The guidelines discourage judicial officers against passing a death penalty, which is seen as a step towards abolishing the death penalty. Earlier on, the death penalty was mandatory for all capital offences.

However, in the case of Suzan Kigula Vs Attorney General, the Supreme court outlawed the mandatory death sentence. The death penalty became discretionary and judges have since refrained from sentencing offenders to death.

The guidelines now stress that judicial officers can only sentence suspects to death in “the rarest of the rare” cases, where the alternative of life imprisonment or other custodial sentence is demonstrably inadequate.

According to Order 18, the “rarest of the rare’’ cases include cases where court is satisfied that the commission of the offence was planned or meticulously premeditated and executed, or where the victim was either a law enforcement officer or a public officer killed during the performance of his or her functions.

Other “rarest of the rare” circumstances include situations where a person killed was supposed to give evidence in court or where the victim was killed in the act of human sacrifice.
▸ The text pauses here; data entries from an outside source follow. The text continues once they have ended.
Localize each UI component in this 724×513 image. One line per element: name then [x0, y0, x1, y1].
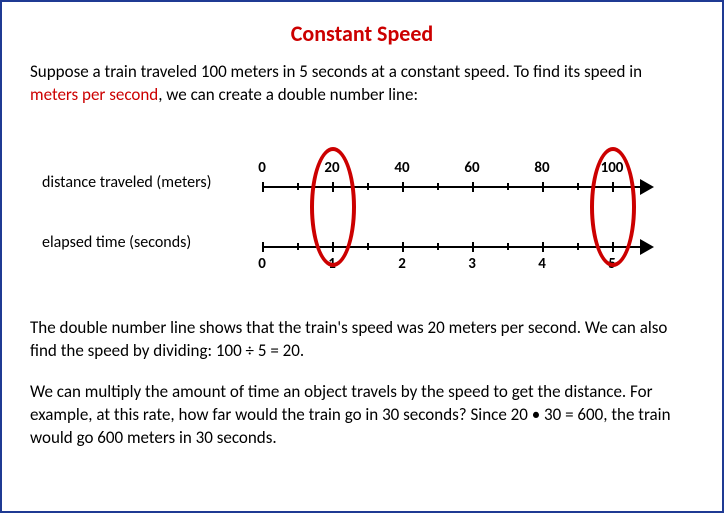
intro-text-post: , we can create a double number line:	[158, 84, 418, 105]
arrowhead-icon	[640, 239, 654, 255]
tick-minor	[367, 183, 369, 190]
double-number-line-diagram: distance traveled (meters) elapsed time …	[42, 125, 682, 295]
tick	[402, 182, 404, 192]
distance-axis-label: distance traveled (meters)	[42, 173, 212, 192]
tick-label: 80	[534, 159, 549, 177]
tick-minor	[577, 243, 579, 250]
tick-minor	[437, 183, 439, 190]
result-paragraph: The double number line shows that the tr…	[30, 317, 694, 363]
tick	[472, 242, 474, 252]
intro-paragraph: Suppose a train traveled 100 meters in 5…	[30, 61, 694, 107]
highlight-oval	[590, 147, 636, 267]
tick-label: 0	[258, 159, 266, 177]
intro-text-pre: Suppose a train traveled 100 meters in 5…	[30, 61, 642, 82]
tick	[542, 242, 544, 252]
tick-label: 40	[394, 159, 409, 177]
tick-label: 3	[468, 255, 476, 273]
arrowhead-icon	[640, 179, 654, 195]
time-axis-label: elapsed time (seconds)	[42, 233, 191, 252]
tick-minor	[297, 243, 299, 250]
tick	[402, 242, 404, 252]
document-frame: Constant Speed Suppose a train traveled …	[0, 0, 724, 513]
tick	[262, 182, 264, 192]
page-title: Constant Speed	[30, 20, 694, 47]
tick-label: 2	[398, 255, 406, 273]
highlight-oval	[310, 147, 356, 267]
tick-minor	[507, 183, 509, 190]
tick-minor	[577, 183, 579, 190]
tick-label: 60	[464, 159, 479, 177]
tick	[262, 242, 264, 252]
tick-label: 0	[258, 255, 266, 273]
tick-minor	[297, 183, 299, 190]
tick	[472, 182, 474, 192]
tick-label: 4	[538, 255, 546, 273]
tick	[542, 182, 544, 192]
intro-highlight: meters per second	[30, 84, 158, 105]
tick-minor	[507, 243, 509, 250]
tick-minor	[437, 243, 439, 250]
tick-minor	[367, 243, 369, 250]
extend-paragraph: We can multiply the amount of time an ob…	[30, 381, 694, 450]
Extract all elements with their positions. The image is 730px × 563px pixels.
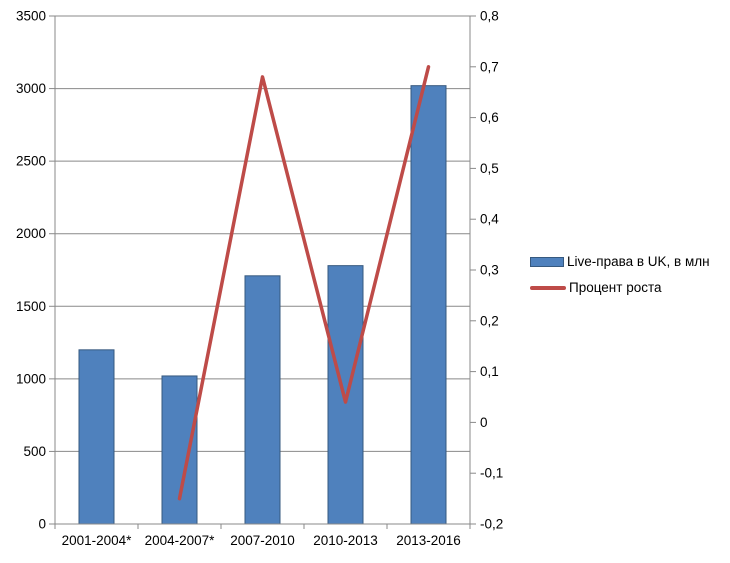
right-axis-label: 0,7 [480, 59, 499, 74]
growth-line [177, 65, 431, 501]
chart-legend: Live-права в UK, в млн Процент роста [530, 254, 710, 295]
category-label: 2001-2004* [62, 533, 133, 548]
right-axis-label: -0,2 [480, 517, 503, 532]
legend-item-bars: Live-права в UK, в млн [530, 254, 710, 269]
bar-2004-2007* [161, 375, 198, 525]
bar-series-swatch [530, 256, 564, 267]
category-label: 2007-2010 [230, 533, 295, 548]
left-axis-label: 3500 [16, 9, 46, 24]
legend-item-line: Процент роста [530, 280, 710, 295]
right-axis-label: 0,1 [480, 364, 499, 379]
legend-label-line: Процент роста [569, 280, 662, 295]
line-series-swatch [530, 285, 566, 290]
category-label: 2004-2007* [145, 533, 216, 548]
right-axis-label: 0,6 [480, 110, 499, 125]
right-axis-label: 0,4 [480, 212, 499, 227]
bar-2013-2016 [410, 85, 447, 525]
left-axis-label: 2500 [16, 154, 46, 169]
right-axis-label: 0,5 [480, 161, 499, 176]
left-axis-label: 3000 [16, 81, 46, 96]
right-axis-label: 0,3 [480, 263, 499, 278]
left-axis-label: 500 [23, 444, 46, 459]
left-axis-label: 1500 [16, 299, 46, 314]
category-label: 2010-2013 [313, 533, 378, 548]
bar-2001-2004* [78, 349, 115, 525]
right-axis-label: 0,2 [480, 313, 499, 328]
legend-label-bars: Live-права в UK, в млн [567, 254, 710, 269]
left-axis-label: 1000 [16, 371, 46, 386]
right-axis-label: -0,1 [480, 466, 503, 481]
left-axis-label: 0 [38, 517, 46, 532]
category-label: 2013-2016 [396, 533, 461, 548]
right-axis-label: 0 [480, 415, 488, 430]
bar-2007-2010 [244, 275, 281, 525]
left-axis-label: 2000 [16, 226, 46, 241]
right-axis-label: 0,8 [480, 9, 499, 24]
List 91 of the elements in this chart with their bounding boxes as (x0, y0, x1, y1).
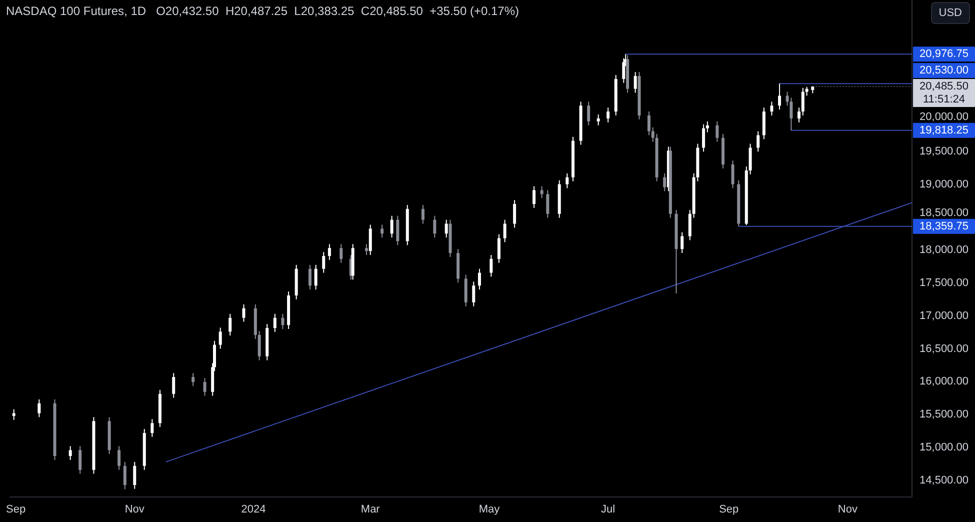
y-axis-title: USD (930, 2, 970, 24)
candlestick (513, 200, 516, 228)
candlestick (396, 215, 400, 246)
candlestick (748, 143, 752, 175)
candlestick (380, 224, 384, 238)
candlestick (218, 327, 222, 350)
candlestick (490, 254, 493, 278)
candlestick (663, 172, 666, 192)
candlestick (340, 244, 343, 264)
x-tick-label: Nov (838, 503, 858, 516)
candlestick (647, 111, 650, 136)
candlestick (762, 107, 766, 140)
candlestick (464, 274, 468, 307)
y-tick-label: 18,000.00 (920, 244, 968, 256)
candlestick (596, 114, 600, 126)
candlestick (472, 281, 476, 307)
candlestick (172, 372, 176, 398)
candlestick (38, 398, 41, 418)
candlestick (421, 204, 424, 224)
x-tick-label: 2024 (241, 503, 266, 516)
candlestick (532, 186, 536, 208)
candlestick (322, 252, 326, 274)
candlestick (587, 101, 590, 126)
x-tick-label: Sep (6, 503, 26, 516)
candlestick (770, 101, 774, 116)
candlestick (228, 313, 232, 336)
candlestick (433, 215, 436, 238)
data-label: 18,359.75 (920, 220, 968, 232)
candlestick (281, 313, 284, 330)
candlestick (308, 264, 312, 290)
candlestick (756, 130, 760, 152)
chart-title: NASDAQ 100 Futures, 1D (6, 4, 146, 18)
candlestick (680, 232, 684, 254)
candlestick (68, 446, 72, 460)
candlestick (12, 408, 16, 420)
candlestick (651, 126, 654, 142)
candlestick (801, 87, 804, 116)
candlestick (634, 72, 637, 94)
candlestick (118, 446, 121, 470)
y-tick-label: 16,000.00 (920, 376, 968, 388)
y-tick-label: 19,000.00 (920, 178, 968, 190)
candlestick (731, 160, 734, 189)
y-tick-label: 14,500.00 (920, 474, 968, 486)
x-tick-label: May (478, 503, 500, 516)
y-tick-label: 15,500.00 (920, 408, 968, 421)
candlestick (328, 244, 331, 260)
candlestick (258, 330, 261, 361)
candlestick (503, 219, 506, 243)
data-label: 19,818.25 (920, 124, 968, 136)
x-tick-label: Sep (719, 503, 739, 516)
data-label: 20,530.00 (920, 64, 968, 77)
x-tick-label: Jul (601, 503, 616, 516)
candlestick (314, 264, 318, 290)
candlestick (798, 107, 800, 123)
candlestick (622, 58, 626, 84)
chart-subtitle: O20,432.50 H20,487.25 L20,383.25 C20,485.50 +35.50 (+0.17%) (155, 4, 520, 18)
candlestick (390, 215, 394, 238)
annotation: 20,485.50 (920, 80, 968, 93)
candlestick (606, 107, 610, 123)
candlestick (150, 418, 154, 438)
candlestick (364, 244, 368, 256)
candlestick (192, 372, 195, 386)
y-tick-label: 17,500.00 (920, 276, 968, 289)
candlestick (566, 172, 569, 189)
candlestick (716, 120, 719, 142)
candlestick (203, 378, 206, 396)
candlestick (706, 120, 709, 133)
y-tick-label: 17,000.00 (920, 310, 968, 322)
candlestick (273, 313, 276, 332)
text: 11:51:24 (922, 94, 966, 106)
y-tick-label: 16,500.00 (920, 342, 968, 355)
y-tick-label: 15,000.00 (920, 441, 968, 454)
candlestick (78, 446, 82, 474)
candlestick (540, 186, 544, 199)
y-tick-label: 20,000.00 (920, 110, 968, 123)
candlestick (702, 124, 706, 152)
y-tick-label: 18,500.00 (920, 206, 968, 219)
data-label: 20,976.75 (920, 48, 968, 60)
candlestick (368, 224, 372, 256)
candlestick (478, 268, 481, 290)
y-tick-label: 19,500.00 (920, 145, 968, 158)
candlestick (546, 190, 550, 218)
candlestick (242, 304, 246, 322)
candlestick (444, 219, 448, 238)
candlestick (123, 461, 126, 490)
candlestick (133, 461, 136, 490)
candlestick (778, 83, 782, 110)
x-tick-label: Mar (360, 503, 380, 516)
candlestick (688, 209, 692, 241)
x-tick-label: Nov (124, 503, 145, 516)
candlestick (497, 234, 500, 264)
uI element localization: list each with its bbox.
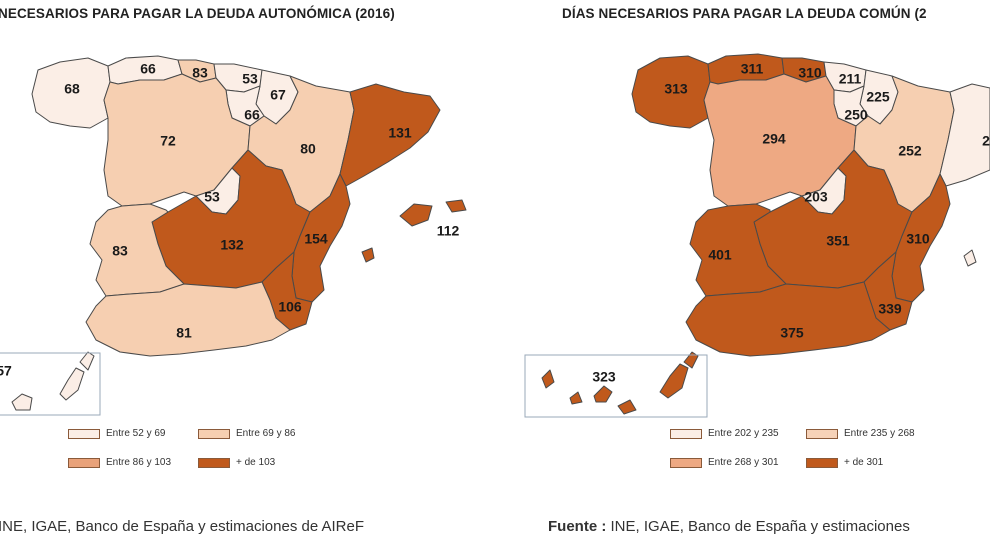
region-baleares-2 [445,199,467,213]
region-value-label: 67 [270,87,286,103]
region-value-label: 154 [304,231,328,247]
legend-label: Entre 235 y 268 [844,428,915,439]
region-value-label: 53 [242,71,258,87]
legend-swatch [670,457,702,468]
legend-swatch [198,428,230,439]
left-map-title: NECESARIOS PARA PAGAR LA DEUDA AUTONÓMIC… [0,6,395,21]
right-map-title: DÍAS NECESARIOS PARA PAGAR LA DEUDA COMÚ… [562,6,927,21]
legend-label: Entre 69 y 86 [236,428,296,439]
legend-label: Entre 268 y 301 [708,457,779,468]
left-choropleth-map: 68 66 83 53 67 66 72 80 131 53 132 154 112 83 106 81 57 [0,55,467,416]
region-valencia [891,173,951,303]
right-source-note: Fuente : INE, IGAE, Banco de España y es… [548,518,910,535]
region-value-label: 132 [220,237,244,253]
canarias-inset-frame [524,354,708,418]
region-value-label: 81 [176,325,192,341]
region-valencia [291,173,351,303]
source-text: INE, IGAE, Banco de España y estimacione… [0,518,365,535]
region-value-label: 225 [866,89,890,105]
region-value-label: 311 [741,61,764,77]
region-canarias-1 [541,369,555,389]
region-canarias-1 [11,393,33,411]
region-cataluna [339,83,441,187]
region-value-label: 323 [592,369,616,385]
region-baleares-3 [361,247,375,263]
region-value-label: 66 [140,61,156,77]
legend-label: + de 103 [236,457,276,468]
region-value-label: 72 [160,133,176,149]
region-cataluna [939,83,990,187]
legend-swatch [670,428,702,439]
region-baleares-1 [399,203,433,227]
region-value-label: 294 [762,131,786,147]
region-value-label: 401 [708,247,732,263]
region-value-label: 339 [878,301,902,317]
region-canarias-4 [617,399,637,415]
region-value-label: 53 [204,189,220,205]
legend-label: + de 301 [844,457,884,468]
legend-label: Entre 202 y 235 [708,428,779,439]
region-value-label: 310 [798,65,822,81]
region-canarias-3 [79,351,95,371]
region-value-label: 83 [112,243,128,259]
region-baleares [963,249,977,267]
region-value-label: 252 [898,143,922,159]
region-value-label: 351 [826,233,850,249]
region-value-label: 68 [64,81,80,97]
legend-item: Entre 69 y 86 [198,428,295,439]
region-canarias-3 [593,385,613,403]
region-value-label: 250 [844,107,868,123]
canarias-inset-frame [0,352,101,416]
region-value-label: 310 [906,231,930,247]
legend-item: Entre 52 y 69 [68,428,165,439]
source-text: INE, IGAE, Banco de España y estimacione… [610,518,910,535]
legend-item: Entre 268 y 301 [670,457,779,468]
region-canarias-6 [683,351,699,369]
legend-item: Entre 86 y 103 [68,457,171,468]
legend-item: Entre 235 y 268 [806,428,915,439]
region-value-label: 131 [388,125,412,141]
region-value-label: 2 [982,133,990,149]
left-source-note: INE, IGAE, Banco de España y estimacione… [0,518,364,535]
region-value-label: 203 [804,189,828,205]
region-value-label: 313 [664,81,688,97]
source-label: Fuente : [548,518,607,535]
region-value-label: 211 [839,71,862,87]
region-canarias-2 [569,391,583,405]
region-value-label: 112 [437,223,460,239]
legend-swatch [806,457,838,468]
region-andalucia [85,281,291,357]
legend-label: Entre 86 y 103 [106,457,172,468]
legend-item: + de 103 [198,457,275,468]
region-canarias-5 [659,363,689,399]
legend-swatch [68,428,100,439]
legend-item: Entre 202 y 235 [670,428,779,439]
legend-label: Entre 52 y 69 [106,428,166,439]
region-value-label: 83 [192,65,208,81]
region-andalucia [685,281,891,357]
region-value-label: 57 [0,363,12,379]
region-value-label: 106 [278,299,302,315]
legend-swatch [198,457,230,468]
region-value-label: 80 [300,141,316,157]
region-value-label: 375 [780,325,804,341]
region-value-label: 66 [244,107,260,123]
legend-item: + de 301 [806,457,883,468]
region-canarias-2 [59,367,85,401]
legend-swatch [806,428,838,439]
legend-swatch [68,457,100,468]
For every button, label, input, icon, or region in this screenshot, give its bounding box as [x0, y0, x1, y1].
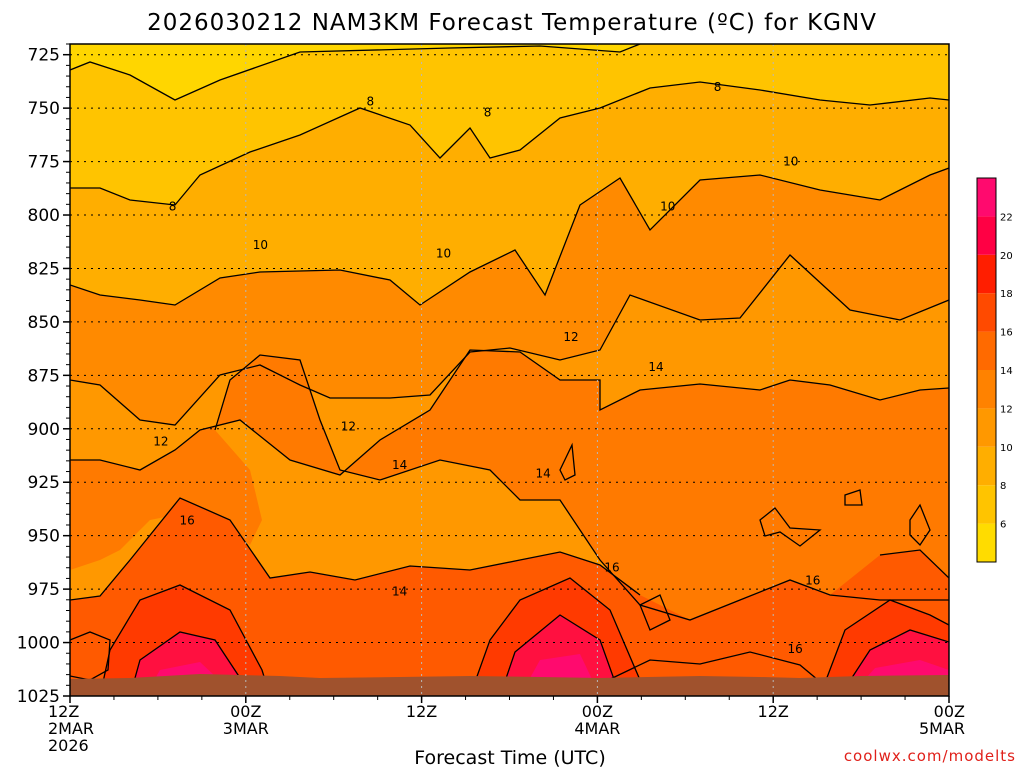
colorbar: 6 8 10 12 14 16 18 20 22	[976, 177, 1013, 563]
x-tick-label: 2026	[48, 736, 89, 755]
contour-label-8: 8	[367, 95, 375, 109]
y-axis: 725 750 775 800 825 850 875 900 925 950 975 1000 102…	[17, 43, 70, 707]
y-tick-label-875: 875	[28, 366, 60, 386]
y-tick-label-775: 775	[28, 153, 60, 173]
y-tick-label-975: 975	[28, 580, 60, 600]
y-tick-label-750: 750	[28, 99, 60, 119]
contour-label-16: 16	[788, 642, 803, 656]
isotherm-lines	[70, 44, 949, 696]
colorbar-label-8: 8	[1000, 481, 1006, 492]
colorbar-swatch	[977, 178, 996, 217]
y-tick-label-950: 950	[28, 527, 60, 547]
colorbar-swatch	[977, 216, 996, 255]
colorbar-label-20: 20	[1000, 251, 1013, 262]
contour-label-14: 14	[392, 584, 407, 598]
x-axis-label: Forecast Time (UTC)	[414, 747, 605, 768]
contour-labels: 8 8 8 8 10 10 10 10 12 12 12 14 14 14 14 16 16 16 16	[153, 80, 820, 656]
chart-title: 2026030212 NAM3KM Forecast Temperature (…	[147, 10, 877, 36]
band-22-plus	[145, 654, 949, 696]
colorbar-swatch	[977, 293, 996, 332]
band-16-18	[70, 498, 949, 696]
colorbar-frame	[976, 177, 997, 563]
x-tick-label: 4MAR	[574, 719, 620, 738]
x-tick-label: 00Z	[582, 702, 613, 721]
credit-text[interactable]: coolwx.com/modelts	[844, 747, 1016, 765]
contour-label-16: 16	[805, 574, 820, 588]
x-tick-label: 12Z	[406, 702, 437, 721]
y-tick-label-725: 725	[28, 46, 60, 66]
contour-label-10: 10	[783, 155, 798, 169]
band-below-8	[70, 44, 949, 205]
colorbar-swatch	[977, 485, 996, 524]
band-18-20	[100, 578, 949, 696]
band-below-8-core	[70, 44, 640, 100]
y-tick-label-825: 825	[28, 259, 60, 279]
colorbar-label-6: 6	[1000, 520, 1006, 531]
contour-label-12: 12	[153, 435, 168, 449]
y-tick-label-900: 900	[28, 420, 60, 440]
y-tick-label-925: 925	[28, 473, 60, 493]
contour-label-8: 8	[714, 80, 722, 94]
contour-label-16: 16	[180, 514, 195, 528]
y-tick-label-850: 850	[28, 313, 60, 333]
y-tick-label-800: 800	[28, 206, 60, 226]
ground-surface	[70, 674, 949, 696]
colorbar-label-12: 12	[1000, 404, 1013, 415]
colorbar-swatch	[977, 254, 996, 294]
contour-label-10: 10	[436, 246, 451, 260]
colorbar-label-18: 18	[1000, 289, 1013, 300]
colorbar-swatch	[977, 331, 996, 370]
x-tick-label: 00Z	[934, 702, 965, 721]
x-tick-label: 12Z	[758, 702, 789, 721]
colorbar-swatch	[977, 446, 996, 486]
chart-grid	[70, 44, 949, 697]
colorbar-label-10: 10	[1000, 443, 1013, 454]
y-tick-label-1000: 1000	[17, 634, 60, 654]
x-tick-label: 12Z	[48, 702, 79, 721]
contour-label-12: 12	[341, 420, 356, 434]
colorbar-swatch	[977, 523, 996, 562]
contour-label-14: 14	[648, 360, 663, 374]
contour-label-10: 10	[253, 238, 268, 252]
contour-label-14: 14	[392, 458, 407, 472]
colorbar-label-14: 14	[1000, 366, 1013, 377]
colorbar-label-16: 16	[1000, 328, 1013, 339]
colorbar-swatch	[977, 370, 996, 409]
x-tick-label: 2MAR	[48, 719, 94, 738]
contour-label-16: 16	[604, 561, 619, 575]
x-tick-label: 00Z	[230, 702, 261, 721]
contour-label-8: 8	[169, 199, 177, 213]
band-14-16	[70, 350, 949, 620]
x-tick-label: 5MAR	[919, 719, 965, 738]
colorbar-label-22: 22	[1000, 212, 1013, 223]
x-tick-label: 3MAR	[223, 719, 269, 738]
contour-label-8: 8	[484, 105, 492, 119]
band-10-12	[70, 82, 949, 305]
contour-label-12: 12	[563, 330, 578, 344]
contour-label-14: 14	[536, 467, 551, 481]
y-tick-label-1025: 1025	[17, 687, 60, 707]
temperature-fill	[70, 44, 949, 696]
band-20-22	[130, 615, 949, 696]
colorbar-swatch	[977, 408, 996, 447]
contour-label-10: 10	[660, 199, 675, 213]
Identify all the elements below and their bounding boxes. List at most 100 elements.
Order 14 provides for the factors that court has to take into account while passing a sentence. These factors include the offender’s state of mind, how the offence committed impacts on the community, and the background against which the alleged offence was committed, among others.

“Court shall deduct the period spent on remand from the sentence considered appropriate after all factors have been taken into account,” reads the guidelines in part.

The sentencing options include the death penalty, life imprisonment, imprisonment for a specified period of time, a fine, community service, probation, a caution and discharge without punishment, or any other lawful sentence option.

Besides, the court may make an order for conditional discharge, costs, compensation, restitution, forfeiture, or any other lawful sentencing order.